Zwei Seelen, ein Streit. Zwei Münder, ein Schrei.
Sorry, dass ich mich wieder im Lebens-Lexikon vergreif‘, dass ich mich auf aktuelle Gefühle versteif‘, durch dir fremde Galaxien streif‘, ich weiß.
Nein, ich muss meine früheren Blitze revidieren, altes Muster neu sortieren, alten Anstrich überlackieren, pass auf:

1- The final Episode
Als ich dich sehe, fällt in mir eine so alte, steife, steinerne Mauer.
Du bist dasselbe geblieben, nur neu erschienen, ich werde die Sicht verschieben.
Und gleichzeitig ziehe ich heimlich stattdessen einen gebrechlichen Zaun, nur falls ich noch eine eigene Grenze brauch‘!
Deinen Blick kann ich nicht deuten, soll er sich freuen?
Ich komm mir wieder vor wie die Verbrecherin, muss den Blickkontakt mit dir brechen.
Automatisch kriech‘ ich in mein Schneckenhaus zurück, zieh den Kopf ein, doch streck‘ mein Herz weit raus. Es fühlt sich an wie russisches Roulette, eins, zwei, Knall, ein weiterer Tod im Depressions-Haus.
Der Raum, in dem wir jetzt sind, ist so unerträglich voll, trotz weniger Möbel; die zwei Meter zwischen uns so große Distanz, doch nur ein kleiner Tisch dazwischen.
Eine Aufforderung multipliziert mit tausend Ängsten gleich trock’ne, kurze Worte, so laut wie das Ticken der Uhr, der Abstand zwischen den Worten gleich kurz, ups …

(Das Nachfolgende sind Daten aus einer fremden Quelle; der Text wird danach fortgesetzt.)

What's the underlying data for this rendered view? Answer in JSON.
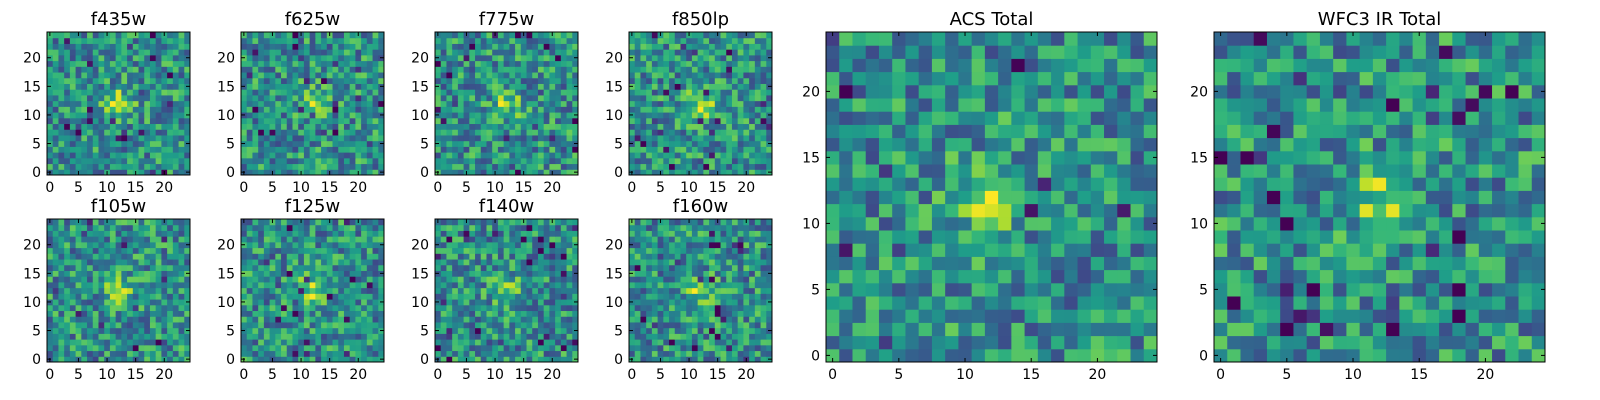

Und die Antwort von dem Land auf der and’ren Seite des Tisches fällt genauso aus. An der Stelle für die Moderation einen Applaus (…) – Und mit weit’ren Sätzen finden wir unsere Differenz wieder, Dreiecks-Defizit von mir, ein „ist doch alles ok“ von dir. Verfangen wir uns wieder darin?
Können nichts anderes kenn‘, doch werden das Alte trotzdem verbrenn‘.
Bevorzugen das, als leise zu verglimmen; unser Feuer erlischt noch nicht.
Gegen Ende haben wir einen Trampelpfad gefunden, vielleicht geh ich ein bisschen mehr durch’s Dickicht und du nicht, doch für uns riskier ich’s und vor meinem inneren lyrischen Auge spring ich auf und schrei dir in’s Gesicht: „Verdammt, ich hab‘ dich die ganze Zeit vermisst!“

2- Let’s change channel
Mein Sein hat sich um 360° gedreht, freu‘ mich nun, wenn ich nach Hause geh‘, mein zweites Leben wird nun gelebt.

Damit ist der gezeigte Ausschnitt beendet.